Outro ponto destacado pela gerente é a resistência que algumas pessoas ainda possuem em relação ao tratamento medicamentoso. Segundo ela, quando indicado por um profissional e acompanhado corretamente, o uso da medicação pode auxiliar no controle dos sintomas, estabilização do quadro clínico e recuperação da autonomia e qualidade de vida do paciente.

Como buscar atendimento

Em Palmas, a porta de entrada para os serviços de saúde mental são as Unidades de Saúde da Família (USFs), responsáveis pelo acolhimento inicial, escuta qualificada e encaminhamento, quando necessário. 

Os Centros de Atenção Psicossocial (Caps) também realizam atendimento em modelo de portas abertas, especialmente em situações de sofrimento psíquico intenso e crise.

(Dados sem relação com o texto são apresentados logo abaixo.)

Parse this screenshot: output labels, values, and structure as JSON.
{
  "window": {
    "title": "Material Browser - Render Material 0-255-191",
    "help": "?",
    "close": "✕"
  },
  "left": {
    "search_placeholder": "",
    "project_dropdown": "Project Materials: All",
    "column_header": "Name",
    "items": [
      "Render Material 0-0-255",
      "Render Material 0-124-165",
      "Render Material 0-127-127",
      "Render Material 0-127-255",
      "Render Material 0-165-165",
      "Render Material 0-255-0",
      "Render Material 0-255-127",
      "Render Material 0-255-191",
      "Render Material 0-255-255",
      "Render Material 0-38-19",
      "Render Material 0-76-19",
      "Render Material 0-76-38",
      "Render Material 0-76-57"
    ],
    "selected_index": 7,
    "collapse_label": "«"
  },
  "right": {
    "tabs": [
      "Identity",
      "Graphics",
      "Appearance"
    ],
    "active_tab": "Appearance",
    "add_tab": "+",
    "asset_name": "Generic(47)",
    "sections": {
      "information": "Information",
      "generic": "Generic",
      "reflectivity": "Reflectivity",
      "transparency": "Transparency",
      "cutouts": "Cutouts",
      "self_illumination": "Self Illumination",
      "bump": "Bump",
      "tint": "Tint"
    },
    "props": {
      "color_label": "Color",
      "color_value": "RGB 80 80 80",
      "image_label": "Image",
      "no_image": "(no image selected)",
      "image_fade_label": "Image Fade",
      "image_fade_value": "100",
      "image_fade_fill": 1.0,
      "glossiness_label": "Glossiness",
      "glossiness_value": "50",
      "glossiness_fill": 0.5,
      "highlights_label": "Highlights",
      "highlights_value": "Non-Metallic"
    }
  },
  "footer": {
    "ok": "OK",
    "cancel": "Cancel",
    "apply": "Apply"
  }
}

A rede conta com o Caps II, voltado ao atendimento de adultos com transtornos mentais graves e persistentes; o CAPSi, especializado no cuidado de crianças e adolescentes dentro desse mesmo perfil de acompanhamento; e o Caps AD III, destinado ao acolhimento de pessoas com necessidades relacionadas ao uso de álcool e outras drogas, inclusive em situações de crise e atendimento contínuo.

A Semus reforça que os critérios de acompanhamento especializado nos Caps seguem diretrizes técnicas da Rede de Atenção Psicossocial. Nos casos em que o usuário não necessita de acompanhamento intensivo especializado, o cuidado continua sendo realizado pela Atenção Primária, garantindo assistência e acompanhamento dentro da rede municipal de saúde.